Mereka yang berani dan masih idealis pun semakin tersingkir, terisolasi, dan terancam jatuh ke jebakan frustrasi. Mereka tidak hanya harus hidup teramat sederhana sambil menjaga wibawa di kala ukuran sukses seseorang semakin dilihat dari kemewahan rumah dan mobilnya, melainkan juga menghadapi kenyataan bahwa putusannya yang dilahirkan dengan susah payah akan dinafikan di pengadilan yang lebih tinggi oleh kekuatan uang dan kekuasaan. Maklum, kanker jual-beli hukum sudah menjalar hingga ke berbagai penjuru sistem peradilan, bahkan hingga ke Mahkamah Agung.
Tapi, itu seharusnya hanya merupakan cerita masa lalu. Sekarang sudah zaman reformasi, Bung! Mereka yang dulu berkuasa kini telah tumbang dan mereka yang dulu bergelimang uang kini terjerat gunungan utang. Lantas, bukankah sistem peradilan nasional pun seharusnya sudah berubah?

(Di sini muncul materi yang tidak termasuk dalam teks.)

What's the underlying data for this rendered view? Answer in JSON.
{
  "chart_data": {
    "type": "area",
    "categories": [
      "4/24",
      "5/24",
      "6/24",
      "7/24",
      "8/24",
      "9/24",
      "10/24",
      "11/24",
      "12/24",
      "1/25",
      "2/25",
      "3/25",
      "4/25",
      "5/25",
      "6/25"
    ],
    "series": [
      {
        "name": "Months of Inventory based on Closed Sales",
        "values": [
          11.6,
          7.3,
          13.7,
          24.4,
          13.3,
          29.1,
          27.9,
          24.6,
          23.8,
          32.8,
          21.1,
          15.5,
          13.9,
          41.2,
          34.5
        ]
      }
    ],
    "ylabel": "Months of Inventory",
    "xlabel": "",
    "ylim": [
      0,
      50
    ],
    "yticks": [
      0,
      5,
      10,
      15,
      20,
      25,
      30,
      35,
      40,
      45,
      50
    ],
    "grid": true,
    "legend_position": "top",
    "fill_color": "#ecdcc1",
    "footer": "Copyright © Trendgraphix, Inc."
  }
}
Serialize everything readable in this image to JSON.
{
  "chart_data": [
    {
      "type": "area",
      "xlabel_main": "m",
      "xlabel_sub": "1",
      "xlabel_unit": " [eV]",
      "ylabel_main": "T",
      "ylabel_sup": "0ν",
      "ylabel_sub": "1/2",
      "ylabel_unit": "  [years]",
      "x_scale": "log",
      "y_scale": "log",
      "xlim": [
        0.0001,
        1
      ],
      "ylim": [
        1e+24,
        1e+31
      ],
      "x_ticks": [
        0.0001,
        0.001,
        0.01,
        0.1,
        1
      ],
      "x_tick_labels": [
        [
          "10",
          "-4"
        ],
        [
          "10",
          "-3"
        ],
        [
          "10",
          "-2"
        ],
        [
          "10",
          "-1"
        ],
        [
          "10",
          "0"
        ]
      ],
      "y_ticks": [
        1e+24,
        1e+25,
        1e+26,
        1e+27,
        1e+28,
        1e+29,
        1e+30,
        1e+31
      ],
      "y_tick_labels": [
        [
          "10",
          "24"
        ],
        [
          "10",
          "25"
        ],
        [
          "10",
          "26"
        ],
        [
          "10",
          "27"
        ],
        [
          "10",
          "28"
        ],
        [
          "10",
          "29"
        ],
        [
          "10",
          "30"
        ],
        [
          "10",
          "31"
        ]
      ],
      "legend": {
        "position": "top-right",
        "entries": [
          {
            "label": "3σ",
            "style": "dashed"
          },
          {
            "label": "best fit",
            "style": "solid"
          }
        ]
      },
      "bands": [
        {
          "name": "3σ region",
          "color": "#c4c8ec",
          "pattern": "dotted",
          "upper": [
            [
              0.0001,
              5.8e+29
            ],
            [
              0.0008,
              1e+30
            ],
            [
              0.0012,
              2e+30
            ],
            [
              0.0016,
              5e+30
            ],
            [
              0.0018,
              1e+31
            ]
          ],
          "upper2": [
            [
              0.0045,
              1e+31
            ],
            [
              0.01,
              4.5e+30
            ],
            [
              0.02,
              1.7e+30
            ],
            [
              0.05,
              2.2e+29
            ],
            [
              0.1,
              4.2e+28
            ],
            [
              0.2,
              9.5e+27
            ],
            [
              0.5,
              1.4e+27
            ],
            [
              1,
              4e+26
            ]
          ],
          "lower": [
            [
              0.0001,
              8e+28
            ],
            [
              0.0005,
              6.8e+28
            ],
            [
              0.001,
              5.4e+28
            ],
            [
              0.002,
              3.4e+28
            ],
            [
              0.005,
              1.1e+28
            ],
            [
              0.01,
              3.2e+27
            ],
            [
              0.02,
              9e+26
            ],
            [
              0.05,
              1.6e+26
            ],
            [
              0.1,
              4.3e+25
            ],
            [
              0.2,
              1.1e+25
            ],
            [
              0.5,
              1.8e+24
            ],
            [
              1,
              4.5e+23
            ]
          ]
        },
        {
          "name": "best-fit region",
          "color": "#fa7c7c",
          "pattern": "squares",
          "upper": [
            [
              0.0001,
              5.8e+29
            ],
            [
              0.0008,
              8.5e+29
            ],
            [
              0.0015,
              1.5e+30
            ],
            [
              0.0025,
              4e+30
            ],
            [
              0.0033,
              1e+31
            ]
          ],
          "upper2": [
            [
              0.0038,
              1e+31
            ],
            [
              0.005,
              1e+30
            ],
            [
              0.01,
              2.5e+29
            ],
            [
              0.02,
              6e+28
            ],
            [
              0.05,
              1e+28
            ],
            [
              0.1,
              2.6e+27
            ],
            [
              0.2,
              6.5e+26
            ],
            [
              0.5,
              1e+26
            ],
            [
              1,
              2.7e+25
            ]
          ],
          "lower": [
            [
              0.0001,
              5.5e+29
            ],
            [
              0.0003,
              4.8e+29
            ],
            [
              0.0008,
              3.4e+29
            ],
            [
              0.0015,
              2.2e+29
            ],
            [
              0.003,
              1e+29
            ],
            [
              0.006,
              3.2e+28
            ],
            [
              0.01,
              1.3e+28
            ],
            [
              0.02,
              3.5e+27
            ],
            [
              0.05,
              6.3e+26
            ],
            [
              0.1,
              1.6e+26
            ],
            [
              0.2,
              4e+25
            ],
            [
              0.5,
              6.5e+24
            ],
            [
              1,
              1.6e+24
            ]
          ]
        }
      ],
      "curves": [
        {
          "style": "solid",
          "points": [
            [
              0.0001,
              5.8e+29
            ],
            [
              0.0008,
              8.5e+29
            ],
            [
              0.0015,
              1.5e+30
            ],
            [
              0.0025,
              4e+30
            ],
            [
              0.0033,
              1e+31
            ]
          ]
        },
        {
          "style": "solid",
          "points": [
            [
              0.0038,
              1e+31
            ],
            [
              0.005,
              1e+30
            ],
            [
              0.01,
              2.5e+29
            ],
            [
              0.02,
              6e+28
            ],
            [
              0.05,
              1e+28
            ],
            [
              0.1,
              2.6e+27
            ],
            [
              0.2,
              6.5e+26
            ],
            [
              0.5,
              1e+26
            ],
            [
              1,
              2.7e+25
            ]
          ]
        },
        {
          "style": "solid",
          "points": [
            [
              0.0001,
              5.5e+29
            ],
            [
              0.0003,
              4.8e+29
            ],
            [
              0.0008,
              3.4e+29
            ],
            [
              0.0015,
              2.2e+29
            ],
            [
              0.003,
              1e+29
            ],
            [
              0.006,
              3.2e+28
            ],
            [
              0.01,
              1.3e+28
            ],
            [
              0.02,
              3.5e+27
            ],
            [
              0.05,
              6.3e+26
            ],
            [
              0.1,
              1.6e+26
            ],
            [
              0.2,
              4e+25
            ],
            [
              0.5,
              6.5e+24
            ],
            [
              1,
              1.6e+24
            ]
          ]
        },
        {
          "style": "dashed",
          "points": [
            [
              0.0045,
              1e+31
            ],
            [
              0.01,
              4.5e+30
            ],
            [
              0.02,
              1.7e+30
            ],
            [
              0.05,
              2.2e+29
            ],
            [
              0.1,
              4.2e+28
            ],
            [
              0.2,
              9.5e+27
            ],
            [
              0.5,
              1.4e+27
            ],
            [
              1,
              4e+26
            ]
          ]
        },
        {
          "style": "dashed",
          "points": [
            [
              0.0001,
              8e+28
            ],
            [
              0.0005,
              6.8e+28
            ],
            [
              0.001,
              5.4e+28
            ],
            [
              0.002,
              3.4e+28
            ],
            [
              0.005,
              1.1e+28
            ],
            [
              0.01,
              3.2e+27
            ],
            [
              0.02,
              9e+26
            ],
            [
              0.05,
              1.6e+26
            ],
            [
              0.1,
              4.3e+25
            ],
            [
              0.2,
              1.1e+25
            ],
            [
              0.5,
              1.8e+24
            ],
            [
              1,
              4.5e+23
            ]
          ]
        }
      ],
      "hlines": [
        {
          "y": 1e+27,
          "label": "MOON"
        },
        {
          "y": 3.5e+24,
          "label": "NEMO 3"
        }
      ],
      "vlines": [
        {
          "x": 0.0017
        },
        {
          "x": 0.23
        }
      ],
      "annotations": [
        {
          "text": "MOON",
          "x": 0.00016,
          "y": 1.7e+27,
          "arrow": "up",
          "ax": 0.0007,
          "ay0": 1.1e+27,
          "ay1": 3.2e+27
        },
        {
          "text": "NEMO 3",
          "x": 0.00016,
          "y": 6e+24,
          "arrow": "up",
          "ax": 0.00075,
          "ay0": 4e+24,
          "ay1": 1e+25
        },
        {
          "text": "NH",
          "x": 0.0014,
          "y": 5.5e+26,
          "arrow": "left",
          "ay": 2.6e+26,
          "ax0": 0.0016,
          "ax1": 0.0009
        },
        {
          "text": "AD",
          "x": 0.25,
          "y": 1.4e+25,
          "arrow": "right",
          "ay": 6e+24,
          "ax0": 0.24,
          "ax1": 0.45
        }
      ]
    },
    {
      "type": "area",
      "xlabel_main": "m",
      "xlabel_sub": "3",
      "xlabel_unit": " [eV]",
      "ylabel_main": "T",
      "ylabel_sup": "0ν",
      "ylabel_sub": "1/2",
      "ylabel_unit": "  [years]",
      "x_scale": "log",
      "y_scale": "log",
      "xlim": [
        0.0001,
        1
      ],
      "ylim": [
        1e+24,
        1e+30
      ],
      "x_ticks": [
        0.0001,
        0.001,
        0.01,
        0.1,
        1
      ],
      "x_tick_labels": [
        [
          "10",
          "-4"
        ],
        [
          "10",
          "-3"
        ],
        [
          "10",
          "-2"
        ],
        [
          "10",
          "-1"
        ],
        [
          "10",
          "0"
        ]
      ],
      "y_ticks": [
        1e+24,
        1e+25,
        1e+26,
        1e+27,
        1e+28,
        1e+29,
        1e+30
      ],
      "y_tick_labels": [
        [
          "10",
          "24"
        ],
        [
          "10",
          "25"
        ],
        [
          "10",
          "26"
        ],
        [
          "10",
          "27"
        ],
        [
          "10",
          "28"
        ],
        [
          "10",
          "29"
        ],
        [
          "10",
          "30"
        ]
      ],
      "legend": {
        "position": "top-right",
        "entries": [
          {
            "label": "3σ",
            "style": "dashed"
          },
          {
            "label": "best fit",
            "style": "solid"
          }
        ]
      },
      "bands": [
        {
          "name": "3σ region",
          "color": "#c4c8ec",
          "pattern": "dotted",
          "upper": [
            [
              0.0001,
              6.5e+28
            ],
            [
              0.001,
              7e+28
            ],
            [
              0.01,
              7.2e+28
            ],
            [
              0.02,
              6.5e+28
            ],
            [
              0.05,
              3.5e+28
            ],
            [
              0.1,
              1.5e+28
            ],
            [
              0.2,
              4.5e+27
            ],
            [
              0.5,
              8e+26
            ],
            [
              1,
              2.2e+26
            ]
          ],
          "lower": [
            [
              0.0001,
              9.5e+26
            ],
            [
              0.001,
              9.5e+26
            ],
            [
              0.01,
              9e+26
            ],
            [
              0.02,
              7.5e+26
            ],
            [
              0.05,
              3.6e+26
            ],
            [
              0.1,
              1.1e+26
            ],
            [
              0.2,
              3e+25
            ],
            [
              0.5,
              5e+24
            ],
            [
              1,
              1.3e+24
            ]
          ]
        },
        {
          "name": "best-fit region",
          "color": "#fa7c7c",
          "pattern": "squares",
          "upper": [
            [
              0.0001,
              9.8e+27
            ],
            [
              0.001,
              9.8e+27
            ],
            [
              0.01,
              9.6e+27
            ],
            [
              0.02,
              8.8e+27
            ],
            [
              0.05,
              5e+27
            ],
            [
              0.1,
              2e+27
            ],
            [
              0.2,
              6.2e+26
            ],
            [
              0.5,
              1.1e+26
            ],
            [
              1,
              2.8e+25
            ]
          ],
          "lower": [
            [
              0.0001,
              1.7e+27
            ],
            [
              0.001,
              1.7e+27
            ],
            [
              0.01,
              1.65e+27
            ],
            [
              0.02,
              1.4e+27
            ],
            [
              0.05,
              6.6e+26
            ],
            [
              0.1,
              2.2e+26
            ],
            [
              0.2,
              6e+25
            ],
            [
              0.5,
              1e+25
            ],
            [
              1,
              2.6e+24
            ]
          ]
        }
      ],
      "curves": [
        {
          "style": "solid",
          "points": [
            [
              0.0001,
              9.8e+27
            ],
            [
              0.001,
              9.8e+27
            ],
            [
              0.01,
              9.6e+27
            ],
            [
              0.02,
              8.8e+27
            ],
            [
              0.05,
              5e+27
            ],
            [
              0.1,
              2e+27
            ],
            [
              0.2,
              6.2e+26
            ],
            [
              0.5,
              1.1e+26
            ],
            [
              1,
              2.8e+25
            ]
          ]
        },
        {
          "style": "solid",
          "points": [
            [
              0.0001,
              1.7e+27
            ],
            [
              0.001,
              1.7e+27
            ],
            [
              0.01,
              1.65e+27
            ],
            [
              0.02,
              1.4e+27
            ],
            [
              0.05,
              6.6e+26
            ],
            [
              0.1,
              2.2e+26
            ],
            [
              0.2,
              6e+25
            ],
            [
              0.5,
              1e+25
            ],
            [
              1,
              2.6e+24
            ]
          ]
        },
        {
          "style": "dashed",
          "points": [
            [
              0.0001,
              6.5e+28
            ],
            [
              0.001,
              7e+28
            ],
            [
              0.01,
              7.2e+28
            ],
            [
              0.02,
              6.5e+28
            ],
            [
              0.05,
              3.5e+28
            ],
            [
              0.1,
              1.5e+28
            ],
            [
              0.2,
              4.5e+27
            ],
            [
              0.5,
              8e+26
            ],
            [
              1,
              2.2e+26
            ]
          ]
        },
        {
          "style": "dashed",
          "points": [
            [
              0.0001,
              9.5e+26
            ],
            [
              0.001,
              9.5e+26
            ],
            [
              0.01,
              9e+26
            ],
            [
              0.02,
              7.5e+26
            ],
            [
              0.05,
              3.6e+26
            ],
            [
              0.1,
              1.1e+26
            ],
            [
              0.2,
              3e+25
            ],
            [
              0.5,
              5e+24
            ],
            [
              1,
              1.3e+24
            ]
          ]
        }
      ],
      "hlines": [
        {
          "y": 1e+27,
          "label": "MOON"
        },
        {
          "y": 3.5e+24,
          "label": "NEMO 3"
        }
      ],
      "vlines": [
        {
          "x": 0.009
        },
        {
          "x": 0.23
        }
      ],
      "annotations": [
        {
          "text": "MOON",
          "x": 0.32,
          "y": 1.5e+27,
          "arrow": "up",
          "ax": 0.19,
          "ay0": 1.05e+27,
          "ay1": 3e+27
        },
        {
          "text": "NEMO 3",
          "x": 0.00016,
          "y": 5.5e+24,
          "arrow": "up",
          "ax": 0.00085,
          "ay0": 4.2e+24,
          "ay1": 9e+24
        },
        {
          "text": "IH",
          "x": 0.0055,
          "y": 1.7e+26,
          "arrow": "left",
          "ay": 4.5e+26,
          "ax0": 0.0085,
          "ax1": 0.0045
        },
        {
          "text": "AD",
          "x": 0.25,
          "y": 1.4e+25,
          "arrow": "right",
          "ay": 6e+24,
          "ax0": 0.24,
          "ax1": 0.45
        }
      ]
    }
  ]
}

Sayangnya kita masih harus menjawab "belum". Bukan hanya personelnya yang masih sama dengan masa lalu, melainkan juga perilakunya. Cobalah simak apa yang dilakukan Mahkamah Agung dalam menyikapi keinginan masyarakat banyak untuk mengisi lowongan jabatan sejumlah hakim agung di institusi ini dengan tokoh-tokoh yang dikenal berani dan relatif bersih. Bukannya berterima kasih dan buru-buru menyapu para hakim agung bermasalah yang masih ada, MA malah menolaknya keras-keras dan hanya mengajukan kandidat yang berasal dari dalam. Sepertinya, mereka menganggap aspirasi itu hanyalah gonggongan anjing belaka, yang tak perlu dipedulikan oleh kafilah para hakim yang seharusnya terhormat itu.
Keadaan ini tentu memprihatinkan, bahkan bisa membuat frustrasi. Tak kurang dari Daniel Lev, guru besar Universitas Washington di Amerika Serikat, menyarankan agar sebaiknya semua hakim agung di Mahkamah Agung itu dipensiun-dinikan dan diganti oleh orang-orang baru. Pakar yang menghabiskan sebagian besar hidupnya dalam mengamati kegiatan komunitas hukum Indonesia itu khawatir, tanpa tindakan drastis seperti ini, upaya penegakan supremasi hukum di Indonesia akan menghadapi kegagalan.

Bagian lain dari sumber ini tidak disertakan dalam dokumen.